Because there has been no approval to date, the project delivery will not proceed.

If the reason is already well-known or is not as important, use “as” or “since.”

Examples (When you want to emphasize the result)
The project delivery will not proceed as there has been no approval to date.
As there has been no approval to date, the project delivery will not proceed.
Since there has been no approval to date, the project delivery will not proceed.

Grammar Note: If the “as,” “since,” or “because” clause is placed at the beginning of the sentence, the clause must be followed by a comma. If the clause comes at the end of the sentence, there is no need for a comma.

Examples (correct punctuation with clauses)
I wish you success in the upcoming year as I am sure there will be a number of exciting opportunities. (As clause is at the end = no punctuation.)
As I am sure there will be a number of exciting opportunities, I wish you success in the upcoming year. (As clause is at the beginning = a comma.)

Word Choice – Coordinate Versus Facilitate

Dee’s question: “Please provide some examples on the proper usage of the words ‘facilitates’ and ‘coordinates.’ ”

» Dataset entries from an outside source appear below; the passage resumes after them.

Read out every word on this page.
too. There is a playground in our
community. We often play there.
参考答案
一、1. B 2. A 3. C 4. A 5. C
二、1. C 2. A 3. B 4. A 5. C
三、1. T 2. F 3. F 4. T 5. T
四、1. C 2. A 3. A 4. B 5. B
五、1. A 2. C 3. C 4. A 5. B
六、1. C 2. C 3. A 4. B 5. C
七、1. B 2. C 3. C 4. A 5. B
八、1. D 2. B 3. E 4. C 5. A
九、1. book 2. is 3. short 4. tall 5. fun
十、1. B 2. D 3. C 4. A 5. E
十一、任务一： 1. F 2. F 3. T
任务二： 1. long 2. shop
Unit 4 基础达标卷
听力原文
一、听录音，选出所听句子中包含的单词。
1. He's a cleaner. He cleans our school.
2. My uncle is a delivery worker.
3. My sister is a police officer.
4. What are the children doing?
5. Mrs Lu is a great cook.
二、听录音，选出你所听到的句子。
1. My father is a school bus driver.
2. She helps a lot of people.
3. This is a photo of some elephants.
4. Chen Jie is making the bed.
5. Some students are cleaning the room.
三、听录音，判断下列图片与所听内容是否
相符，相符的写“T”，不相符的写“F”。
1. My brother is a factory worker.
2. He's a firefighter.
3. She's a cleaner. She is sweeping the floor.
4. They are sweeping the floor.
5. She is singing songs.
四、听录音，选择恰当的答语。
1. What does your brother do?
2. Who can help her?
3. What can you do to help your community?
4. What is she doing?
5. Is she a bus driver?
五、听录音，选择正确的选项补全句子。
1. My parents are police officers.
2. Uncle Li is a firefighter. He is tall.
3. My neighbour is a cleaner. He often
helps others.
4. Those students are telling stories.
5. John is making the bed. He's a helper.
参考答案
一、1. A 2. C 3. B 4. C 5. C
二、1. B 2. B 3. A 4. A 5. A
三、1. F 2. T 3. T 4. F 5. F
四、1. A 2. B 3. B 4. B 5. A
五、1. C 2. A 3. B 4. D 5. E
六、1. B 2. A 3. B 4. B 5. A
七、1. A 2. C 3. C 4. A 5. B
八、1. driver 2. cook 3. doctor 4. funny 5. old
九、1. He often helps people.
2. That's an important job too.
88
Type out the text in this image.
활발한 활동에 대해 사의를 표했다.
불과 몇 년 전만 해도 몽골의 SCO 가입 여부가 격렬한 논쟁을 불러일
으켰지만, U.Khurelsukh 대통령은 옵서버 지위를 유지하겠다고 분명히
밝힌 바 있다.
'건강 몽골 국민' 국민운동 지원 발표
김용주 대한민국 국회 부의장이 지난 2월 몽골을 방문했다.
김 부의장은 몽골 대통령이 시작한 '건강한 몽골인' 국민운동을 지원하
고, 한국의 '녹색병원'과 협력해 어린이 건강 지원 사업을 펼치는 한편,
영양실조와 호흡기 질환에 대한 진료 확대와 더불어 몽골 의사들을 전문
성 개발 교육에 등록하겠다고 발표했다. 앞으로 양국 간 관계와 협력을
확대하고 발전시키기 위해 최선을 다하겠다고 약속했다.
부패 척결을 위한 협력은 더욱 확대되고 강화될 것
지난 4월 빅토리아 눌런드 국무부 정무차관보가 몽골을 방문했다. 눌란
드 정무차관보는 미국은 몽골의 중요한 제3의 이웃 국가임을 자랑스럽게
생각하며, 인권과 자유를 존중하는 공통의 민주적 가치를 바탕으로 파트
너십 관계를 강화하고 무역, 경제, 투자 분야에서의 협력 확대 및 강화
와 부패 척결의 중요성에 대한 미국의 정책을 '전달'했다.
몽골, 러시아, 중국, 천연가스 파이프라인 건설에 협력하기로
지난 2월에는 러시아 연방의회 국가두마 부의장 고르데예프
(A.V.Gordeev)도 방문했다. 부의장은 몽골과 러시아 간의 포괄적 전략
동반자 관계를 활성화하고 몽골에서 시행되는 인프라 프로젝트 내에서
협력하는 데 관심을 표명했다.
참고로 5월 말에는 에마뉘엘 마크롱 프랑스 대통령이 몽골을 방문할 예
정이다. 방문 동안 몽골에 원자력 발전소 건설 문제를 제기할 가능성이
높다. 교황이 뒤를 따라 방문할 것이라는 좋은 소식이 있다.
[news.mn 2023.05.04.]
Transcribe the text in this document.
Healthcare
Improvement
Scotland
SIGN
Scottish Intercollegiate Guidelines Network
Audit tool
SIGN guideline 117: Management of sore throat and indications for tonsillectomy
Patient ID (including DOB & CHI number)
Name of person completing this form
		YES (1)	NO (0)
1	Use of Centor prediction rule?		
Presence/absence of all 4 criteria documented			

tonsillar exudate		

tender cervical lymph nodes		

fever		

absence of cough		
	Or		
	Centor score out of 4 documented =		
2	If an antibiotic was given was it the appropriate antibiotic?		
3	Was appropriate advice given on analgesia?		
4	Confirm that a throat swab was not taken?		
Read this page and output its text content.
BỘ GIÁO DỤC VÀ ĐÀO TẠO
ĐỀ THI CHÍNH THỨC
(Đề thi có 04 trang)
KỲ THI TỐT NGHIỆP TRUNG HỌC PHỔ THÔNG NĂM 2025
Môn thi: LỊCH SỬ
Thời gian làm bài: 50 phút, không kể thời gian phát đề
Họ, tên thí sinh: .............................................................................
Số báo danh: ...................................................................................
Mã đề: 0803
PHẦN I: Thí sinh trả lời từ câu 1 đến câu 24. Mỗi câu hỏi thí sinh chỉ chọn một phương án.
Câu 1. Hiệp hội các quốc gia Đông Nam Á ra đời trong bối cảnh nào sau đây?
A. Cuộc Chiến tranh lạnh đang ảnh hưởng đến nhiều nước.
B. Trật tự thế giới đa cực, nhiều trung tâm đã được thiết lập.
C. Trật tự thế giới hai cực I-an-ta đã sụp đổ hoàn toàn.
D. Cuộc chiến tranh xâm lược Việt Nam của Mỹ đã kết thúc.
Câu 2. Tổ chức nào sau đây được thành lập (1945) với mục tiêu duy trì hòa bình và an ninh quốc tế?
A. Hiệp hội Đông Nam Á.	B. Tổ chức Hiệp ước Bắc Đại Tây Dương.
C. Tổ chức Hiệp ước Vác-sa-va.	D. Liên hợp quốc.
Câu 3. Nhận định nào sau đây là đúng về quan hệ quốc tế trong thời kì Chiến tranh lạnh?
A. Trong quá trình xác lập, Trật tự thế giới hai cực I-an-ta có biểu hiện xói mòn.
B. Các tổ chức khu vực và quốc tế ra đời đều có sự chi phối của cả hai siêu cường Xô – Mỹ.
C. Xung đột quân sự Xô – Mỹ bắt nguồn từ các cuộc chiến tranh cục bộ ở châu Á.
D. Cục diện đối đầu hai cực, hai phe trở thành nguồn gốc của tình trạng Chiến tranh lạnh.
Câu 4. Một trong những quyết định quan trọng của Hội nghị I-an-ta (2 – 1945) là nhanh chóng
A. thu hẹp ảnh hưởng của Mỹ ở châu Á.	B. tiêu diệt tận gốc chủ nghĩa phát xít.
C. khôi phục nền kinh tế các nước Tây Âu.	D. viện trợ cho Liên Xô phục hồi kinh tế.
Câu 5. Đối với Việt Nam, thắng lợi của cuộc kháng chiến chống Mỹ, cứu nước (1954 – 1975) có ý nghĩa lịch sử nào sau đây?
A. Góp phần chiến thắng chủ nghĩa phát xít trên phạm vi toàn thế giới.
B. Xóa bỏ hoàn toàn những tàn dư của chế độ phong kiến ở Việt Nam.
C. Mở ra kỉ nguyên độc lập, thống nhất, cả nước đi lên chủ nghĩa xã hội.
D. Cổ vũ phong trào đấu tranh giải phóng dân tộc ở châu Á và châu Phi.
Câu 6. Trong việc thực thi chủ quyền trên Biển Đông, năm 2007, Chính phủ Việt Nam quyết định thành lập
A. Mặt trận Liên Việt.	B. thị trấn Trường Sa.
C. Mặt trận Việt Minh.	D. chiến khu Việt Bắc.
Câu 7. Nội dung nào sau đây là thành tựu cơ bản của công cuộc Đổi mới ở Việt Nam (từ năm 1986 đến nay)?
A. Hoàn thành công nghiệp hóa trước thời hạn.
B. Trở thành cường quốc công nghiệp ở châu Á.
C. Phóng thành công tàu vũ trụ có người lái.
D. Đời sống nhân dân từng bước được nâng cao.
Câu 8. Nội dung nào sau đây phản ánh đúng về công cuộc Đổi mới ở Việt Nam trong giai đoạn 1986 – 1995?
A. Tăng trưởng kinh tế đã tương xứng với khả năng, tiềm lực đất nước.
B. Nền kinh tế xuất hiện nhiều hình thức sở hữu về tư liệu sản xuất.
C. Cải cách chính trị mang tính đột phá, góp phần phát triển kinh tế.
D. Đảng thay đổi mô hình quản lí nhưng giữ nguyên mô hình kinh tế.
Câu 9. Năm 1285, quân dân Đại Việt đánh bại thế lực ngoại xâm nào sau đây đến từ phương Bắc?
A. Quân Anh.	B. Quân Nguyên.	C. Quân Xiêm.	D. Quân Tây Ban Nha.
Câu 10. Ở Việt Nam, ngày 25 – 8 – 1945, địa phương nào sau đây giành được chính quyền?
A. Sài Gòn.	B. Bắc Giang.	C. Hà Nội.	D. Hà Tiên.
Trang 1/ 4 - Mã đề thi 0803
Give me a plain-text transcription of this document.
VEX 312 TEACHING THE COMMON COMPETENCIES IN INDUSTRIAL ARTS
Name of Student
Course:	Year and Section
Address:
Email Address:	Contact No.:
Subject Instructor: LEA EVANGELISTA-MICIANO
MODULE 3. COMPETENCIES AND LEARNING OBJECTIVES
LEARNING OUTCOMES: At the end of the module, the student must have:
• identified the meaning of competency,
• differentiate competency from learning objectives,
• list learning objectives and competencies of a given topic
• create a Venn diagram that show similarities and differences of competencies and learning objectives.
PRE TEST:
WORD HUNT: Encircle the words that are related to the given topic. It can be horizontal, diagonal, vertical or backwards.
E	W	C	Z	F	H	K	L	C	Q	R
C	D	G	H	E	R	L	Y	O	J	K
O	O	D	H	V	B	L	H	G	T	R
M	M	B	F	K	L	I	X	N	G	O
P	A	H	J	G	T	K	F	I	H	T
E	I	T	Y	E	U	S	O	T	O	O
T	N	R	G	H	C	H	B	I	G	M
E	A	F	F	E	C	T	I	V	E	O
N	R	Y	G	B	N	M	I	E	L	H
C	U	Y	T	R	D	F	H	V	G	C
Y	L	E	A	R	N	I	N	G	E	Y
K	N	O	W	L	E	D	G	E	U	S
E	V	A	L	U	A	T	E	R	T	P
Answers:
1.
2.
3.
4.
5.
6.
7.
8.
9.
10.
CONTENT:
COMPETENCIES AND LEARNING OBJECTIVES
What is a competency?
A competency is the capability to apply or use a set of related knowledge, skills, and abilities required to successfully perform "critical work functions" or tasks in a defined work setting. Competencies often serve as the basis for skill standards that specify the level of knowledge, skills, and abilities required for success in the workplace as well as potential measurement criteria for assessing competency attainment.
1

BizWritingTip response: “To facilitate” means to make something easier or less difficult. It also involves assisting or leading people to arrive at an understanding.

Example
He was hired to facilitate a panel discussion on the economy. (He will not present his own opinions – just ensure the members of the panel explore the topic.)
Her presence will facilitate a speedy resolution to the problem. (A formal way of saying her presence will help us resolve the problem faster.)

“To co-ordinate” is to bring the various elements of an activity or organization into an agreeable or efficient relationship.

Example
Please co-ordinate with the communications department to ensure the announcement goes out next week. (Please work with the communications department.)
He is responsible for co-ordinating the company move. (He is responsible for all the organizational elements.)

Facilitate and coordinate are not interchangeable. When in doubt, think of “assisting.” If you are assisting, you are facilitating. If you are organizing, you are coordinating.

Note: With regard to the hyphen in co-ordinate, The Canadian Press Caps and Spelling book prefers “co-ordinate.” Merriam-Webster’s Collegiate Dictionary and The Chicago Manual of Style use “coordinate.” The Oxford Dictionary accepts both.